Leur enseignante, spécialisée en arts ajoute :

« Puis du fait qu’ils enlèvent leurs chaussures, juste avant d’entrer, c’est nouveau, ils sont tout de suite dans un autre contexte. Maintenant ils savent que pour créer on n’est pas obligé d’être assis à un pupitre, on peut être debout, on peut être en action, on peut utiliser tout notre corps, mais aussi on peut être dans le dessin un peu plus précis avec le sharpie, et en même temps on peut utiliser un immense objet qui n’était même pas destiné à être un pinceau pour le transformer en pinceau. Donc je pense que cette ouverture-là leur a permis de faire beaucoup d’acquis. »

De notre grand chamboulement à émergé un écosystème où l’enseignant et les élèves ont plongé dans la ré-évaluation des savoir-faire.

« De temps en temps, il faut que l’enseignement ne marche pas pour que l’expérience ait lieu. » (Kerlan).
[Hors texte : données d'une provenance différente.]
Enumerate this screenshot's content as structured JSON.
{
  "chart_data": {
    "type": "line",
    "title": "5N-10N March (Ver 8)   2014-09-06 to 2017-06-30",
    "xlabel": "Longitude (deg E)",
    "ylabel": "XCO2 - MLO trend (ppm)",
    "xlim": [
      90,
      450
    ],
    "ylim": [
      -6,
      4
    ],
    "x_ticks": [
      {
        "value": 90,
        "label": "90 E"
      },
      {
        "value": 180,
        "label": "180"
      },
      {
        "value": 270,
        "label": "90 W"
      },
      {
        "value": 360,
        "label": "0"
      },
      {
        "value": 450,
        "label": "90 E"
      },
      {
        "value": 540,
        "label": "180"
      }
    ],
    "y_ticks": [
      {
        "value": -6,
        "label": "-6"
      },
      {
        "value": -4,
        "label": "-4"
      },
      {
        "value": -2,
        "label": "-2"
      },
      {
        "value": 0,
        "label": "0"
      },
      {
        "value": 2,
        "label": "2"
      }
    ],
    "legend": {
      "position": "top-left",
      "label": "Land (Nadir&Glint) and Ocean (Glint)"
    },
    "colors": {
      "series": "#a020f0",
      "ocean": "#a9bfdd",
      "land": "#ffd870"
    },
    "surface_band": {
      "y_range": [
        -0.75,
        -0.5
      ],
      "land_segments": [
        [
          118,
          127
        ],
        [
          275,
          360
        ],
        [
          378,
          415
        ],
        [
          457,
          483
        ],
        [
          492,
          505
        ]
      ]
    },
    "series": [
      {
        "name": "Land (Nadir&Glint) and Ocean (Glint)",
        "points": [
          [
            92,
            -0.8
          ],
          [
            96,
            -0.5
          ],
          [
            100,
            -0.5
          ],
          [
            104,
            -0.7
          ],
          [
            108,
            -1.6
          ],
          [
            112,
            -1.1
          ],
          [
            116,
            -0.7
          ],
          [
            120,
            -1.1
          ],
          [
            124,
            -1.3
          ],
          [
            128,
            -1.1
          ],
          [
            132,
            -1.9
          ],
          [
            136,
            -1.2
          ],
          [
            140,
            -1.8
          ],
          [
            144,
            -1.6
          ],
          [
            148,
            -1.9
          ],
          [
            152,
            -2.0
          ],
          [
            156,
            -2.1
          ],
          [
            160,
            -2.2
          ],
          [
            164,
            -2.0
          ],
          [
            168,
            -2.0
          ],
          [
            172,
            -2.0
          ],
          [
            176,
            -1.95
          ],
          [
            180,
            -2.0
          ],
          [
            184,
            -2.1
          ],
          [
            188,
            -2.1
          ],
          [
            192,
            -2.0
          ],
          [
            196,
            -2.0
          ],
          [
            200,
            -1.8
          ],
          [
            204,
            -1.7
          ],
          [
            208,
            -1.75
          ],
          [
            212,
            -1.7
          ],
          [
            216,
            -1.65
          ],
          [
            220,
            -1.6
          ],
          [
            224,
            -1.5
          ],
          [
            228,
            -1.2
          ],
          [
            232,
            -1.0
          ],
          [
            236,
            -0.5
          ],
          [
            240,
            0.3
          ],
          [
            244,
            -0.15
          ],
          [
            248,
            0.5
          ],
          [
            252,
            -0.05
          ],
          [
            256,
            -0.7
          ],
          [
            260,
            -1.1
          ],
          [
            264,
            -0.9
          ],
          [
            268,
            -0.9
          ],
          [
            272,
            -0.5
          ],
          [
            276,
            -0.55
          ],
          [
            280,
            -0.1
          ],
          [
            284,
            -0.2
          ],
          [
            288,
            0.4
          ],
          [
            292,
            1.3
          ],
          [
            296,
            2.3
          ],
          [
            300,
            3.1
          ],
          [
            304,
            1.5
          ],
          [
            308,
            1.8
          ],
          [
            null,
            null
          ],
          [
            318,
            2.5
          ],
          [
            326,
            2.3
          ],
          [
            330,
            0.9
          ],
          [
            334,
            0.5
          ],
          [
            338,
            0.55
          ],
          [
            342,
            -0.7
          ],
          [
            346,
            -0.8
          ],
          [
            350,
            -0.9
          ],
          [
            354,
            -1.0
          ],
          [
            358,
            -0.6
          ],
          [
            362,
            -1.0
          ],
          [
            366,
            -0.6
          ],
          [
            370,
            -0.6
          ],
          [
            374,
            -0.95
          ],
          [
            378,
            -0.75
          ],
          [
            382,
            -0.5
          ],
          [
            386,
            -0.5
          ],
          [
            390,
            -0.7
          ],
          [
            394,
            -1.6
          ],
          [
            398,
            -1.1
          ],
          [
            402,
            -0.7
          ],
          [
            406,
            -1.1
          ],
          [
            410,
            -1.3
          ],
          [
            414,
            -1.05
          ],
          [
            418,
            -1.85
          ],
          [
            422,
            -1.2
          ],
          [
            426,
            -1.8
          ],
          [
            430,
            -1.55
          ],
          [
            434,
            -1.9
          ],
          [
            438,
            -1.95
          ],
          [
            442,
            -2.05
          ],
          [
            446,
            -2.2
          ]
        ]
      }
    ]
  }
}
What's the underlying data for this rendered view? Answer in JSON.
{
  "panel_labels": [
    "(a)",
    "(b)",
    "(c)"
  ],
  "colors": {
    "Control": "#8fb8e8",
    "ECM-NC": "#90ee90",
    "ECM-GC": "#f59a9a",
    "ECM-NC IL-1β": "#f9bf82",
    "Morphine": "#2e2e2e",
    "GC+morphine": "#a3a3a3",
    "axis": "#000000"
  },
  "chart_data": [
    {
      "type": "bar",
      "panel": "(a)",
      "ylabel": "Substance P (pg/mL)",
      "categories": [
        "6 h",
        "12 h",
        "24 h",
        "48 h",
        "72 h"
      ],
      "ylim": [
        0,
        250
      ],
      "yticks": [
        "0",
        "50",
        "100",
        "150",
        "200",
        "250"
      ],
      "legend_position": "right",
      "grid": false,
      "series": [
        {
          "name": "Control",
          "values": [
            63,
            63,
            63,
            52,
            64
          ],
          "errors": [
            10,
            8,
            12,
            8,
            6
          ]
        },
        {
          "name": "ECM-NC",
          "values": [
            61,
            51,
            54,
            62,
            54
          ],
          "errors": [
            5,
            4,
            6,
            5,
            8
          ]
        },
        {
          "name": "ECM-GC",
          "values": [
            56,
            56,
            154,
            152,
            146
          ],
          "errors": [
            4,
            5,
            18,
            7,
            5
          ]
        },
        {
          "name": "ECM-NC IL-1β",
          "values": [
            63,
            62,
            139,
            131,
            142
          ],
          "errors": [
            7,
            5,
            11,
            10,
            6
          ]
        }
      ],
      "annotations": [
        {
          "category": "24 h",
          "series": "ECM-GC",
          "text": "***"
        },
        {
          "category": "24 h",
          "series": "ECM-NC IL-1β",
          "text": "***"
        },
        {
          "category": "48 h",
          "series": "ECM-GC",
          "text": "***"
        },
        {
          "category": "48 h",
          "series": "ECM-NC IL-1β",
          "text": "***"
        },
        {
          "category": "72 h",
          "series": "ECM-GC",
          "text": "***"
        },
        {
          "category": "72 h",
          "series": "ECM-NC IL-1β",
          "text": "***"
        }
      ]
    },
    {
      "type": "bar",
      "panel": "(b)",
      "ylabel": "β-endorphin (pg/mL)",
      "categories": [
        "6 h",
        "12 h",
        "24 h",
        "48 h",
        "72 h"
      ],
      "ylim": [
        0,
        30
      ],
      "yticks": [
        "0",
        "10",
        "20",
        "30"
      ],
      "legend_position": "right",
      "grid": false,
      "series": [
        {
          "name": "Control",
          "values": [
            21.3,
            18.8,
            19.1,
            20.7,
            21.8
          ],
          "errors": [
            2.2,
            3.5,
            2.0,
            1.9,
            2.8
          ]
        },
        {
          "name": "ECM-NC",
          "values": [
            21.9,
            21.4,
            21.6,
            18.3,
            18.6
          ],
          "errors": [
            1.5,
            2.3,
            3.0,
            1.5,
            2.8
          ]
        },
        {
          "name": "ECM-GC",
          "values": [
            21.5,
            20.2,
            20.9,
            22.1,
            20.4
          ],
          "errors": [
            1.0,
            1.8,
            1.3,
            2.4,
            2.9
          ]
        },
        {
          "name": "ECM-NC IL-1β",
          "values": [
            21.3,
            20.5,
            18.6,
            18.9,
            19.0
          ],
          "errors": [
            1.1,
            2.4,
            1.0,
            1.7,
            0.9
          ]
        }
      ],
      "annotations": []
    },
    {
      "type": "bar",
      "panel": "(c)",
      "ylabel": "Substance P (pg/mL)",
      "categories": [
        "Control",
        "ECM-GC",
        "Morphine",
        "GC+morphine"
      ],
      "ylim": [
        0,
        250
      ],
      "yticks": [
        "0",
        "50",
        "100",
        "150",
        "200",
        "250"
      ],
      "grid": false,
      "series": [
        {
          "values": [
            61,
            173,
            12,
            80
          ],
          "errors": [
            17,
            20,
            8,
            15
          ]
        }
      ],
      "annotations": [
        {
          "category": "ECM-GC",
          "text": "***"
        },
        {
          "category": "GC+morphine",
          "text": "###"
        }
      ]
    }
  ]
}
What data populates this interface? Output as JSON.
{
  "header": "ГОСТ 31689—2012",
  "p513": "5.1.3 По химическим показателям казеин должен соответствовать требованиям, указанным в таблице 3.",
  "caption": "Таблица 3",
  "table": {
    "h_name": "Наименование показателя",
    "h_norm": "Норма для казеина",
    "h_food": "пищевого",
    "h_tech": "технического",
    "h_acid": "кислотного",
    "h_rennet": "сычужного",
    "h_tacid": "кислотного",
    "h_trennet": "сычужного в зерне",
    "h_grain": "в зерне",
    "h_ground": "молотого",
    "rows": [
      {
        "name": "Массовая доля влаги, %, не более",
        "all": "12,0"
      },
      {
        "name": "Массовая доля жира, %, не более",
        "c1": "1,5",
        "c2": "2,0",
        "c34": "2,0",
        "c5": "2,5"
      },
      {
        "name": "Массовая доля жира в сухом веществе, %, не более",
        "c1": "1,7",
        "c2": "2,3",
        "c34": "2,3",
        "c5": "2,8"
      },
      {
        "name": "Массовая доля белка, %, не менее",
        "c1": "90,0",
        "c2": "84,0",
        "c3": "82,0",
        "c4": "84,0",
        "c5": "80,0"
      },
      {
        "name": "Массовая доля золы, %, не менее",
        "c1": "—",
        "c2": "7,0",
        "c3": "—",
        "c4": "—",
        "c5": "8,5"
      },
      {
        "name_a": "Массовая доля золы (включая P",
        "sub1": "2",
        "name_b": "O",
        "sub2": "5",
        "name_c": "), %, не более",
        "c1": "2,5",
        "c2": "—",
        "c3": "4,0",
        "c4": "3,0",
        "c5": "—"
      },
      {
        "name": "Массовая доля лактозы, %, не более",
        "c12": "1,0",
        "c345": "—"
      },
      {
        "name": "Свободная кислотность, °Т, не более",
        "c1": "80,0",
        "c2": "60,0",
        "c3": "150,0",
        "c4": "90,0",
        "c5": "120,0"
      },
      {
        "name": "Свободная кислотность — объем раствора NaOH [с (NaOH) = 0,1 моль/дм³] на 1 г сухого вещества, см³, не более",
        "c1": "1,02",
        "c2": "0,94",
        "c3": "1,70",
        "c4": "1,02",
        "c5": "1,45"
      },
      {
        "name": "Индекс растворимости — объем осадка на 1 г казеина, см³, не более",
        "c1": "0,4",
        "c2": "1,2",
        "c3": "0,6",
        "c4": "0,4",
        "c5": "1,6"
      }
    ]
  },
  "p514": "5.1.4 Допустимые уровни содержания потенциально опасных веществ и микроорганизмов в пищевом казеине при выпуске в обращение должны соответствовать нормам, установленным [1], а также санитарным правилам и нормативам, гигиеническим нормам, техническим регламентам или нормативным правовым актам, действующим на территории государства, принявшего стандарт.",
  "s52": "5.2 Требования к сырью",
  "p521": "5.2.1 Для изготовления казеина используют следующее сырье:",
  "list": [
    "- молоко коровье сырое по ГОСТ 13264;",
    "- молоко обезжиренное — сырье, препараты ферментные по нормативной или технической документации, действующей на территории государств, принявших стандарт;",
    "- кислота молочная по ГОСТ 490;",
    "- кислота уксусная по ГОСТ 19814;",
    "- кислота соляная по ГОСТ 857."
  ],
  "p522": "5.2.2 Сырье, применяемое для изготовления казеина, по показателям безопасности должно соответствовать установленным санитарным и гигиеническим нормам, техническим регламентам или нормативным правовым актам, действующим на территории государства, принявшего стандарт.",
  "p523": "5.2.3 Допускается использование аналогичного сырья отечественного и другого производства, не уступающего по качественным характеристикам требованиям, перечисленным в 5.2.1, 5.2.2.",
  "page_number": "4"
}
L’expérience doit aussi en être une pour l’enseignant : cet aspect est déterminant pour que les choses changent, et pour que l’art joue un réel rôle émancipateur au cœur de l’institution scolaire. Joëlle Zask4, philosophe, soutient que les enseignements artistiques sont les plus démocratiques qu’ils soient. C’est sur ce modèle que l’on doit s’appuyer, et duquel on doit s’inspirer pour construire l’école publique. Un renversement de paradigme : les enseignements artistiques sont les plus proches de ce que devrait être une véritable éducation démocratique pour former des citoyens éclairés.

 


 

[1] Martin Malte, 2018. Réinventer l’agora, p.113. Article paru dans Design écosocial, convivialités, pratiques situées et nouveaux communs. Dirigé par Duheim, L. et Rabin K. Éditions : It.

[2] Alain Kerlan, 2015. Un collège saisi par les arts, éditions de l’Attribut, 128 p.

[3] Alain Kerlan, 2014. « La relation artiste/enfant entre asymétrie et égalité. Propos et regards d’artistes en résidence en milieu scolaire ». Revue des sciences de l’éducation. Enfances d’aujourd’hui. De l’enfant citoyen à l’enfant artiste, les politiques de l’enfance, Volume 40, Numéro 3, p. 467–488.

[4] Joëlle Zask, 2003. Art et démocratie, les peuples de l’art. Presses universitaires de France, Paris. Collection : Intervention philosophique, p. 67-79.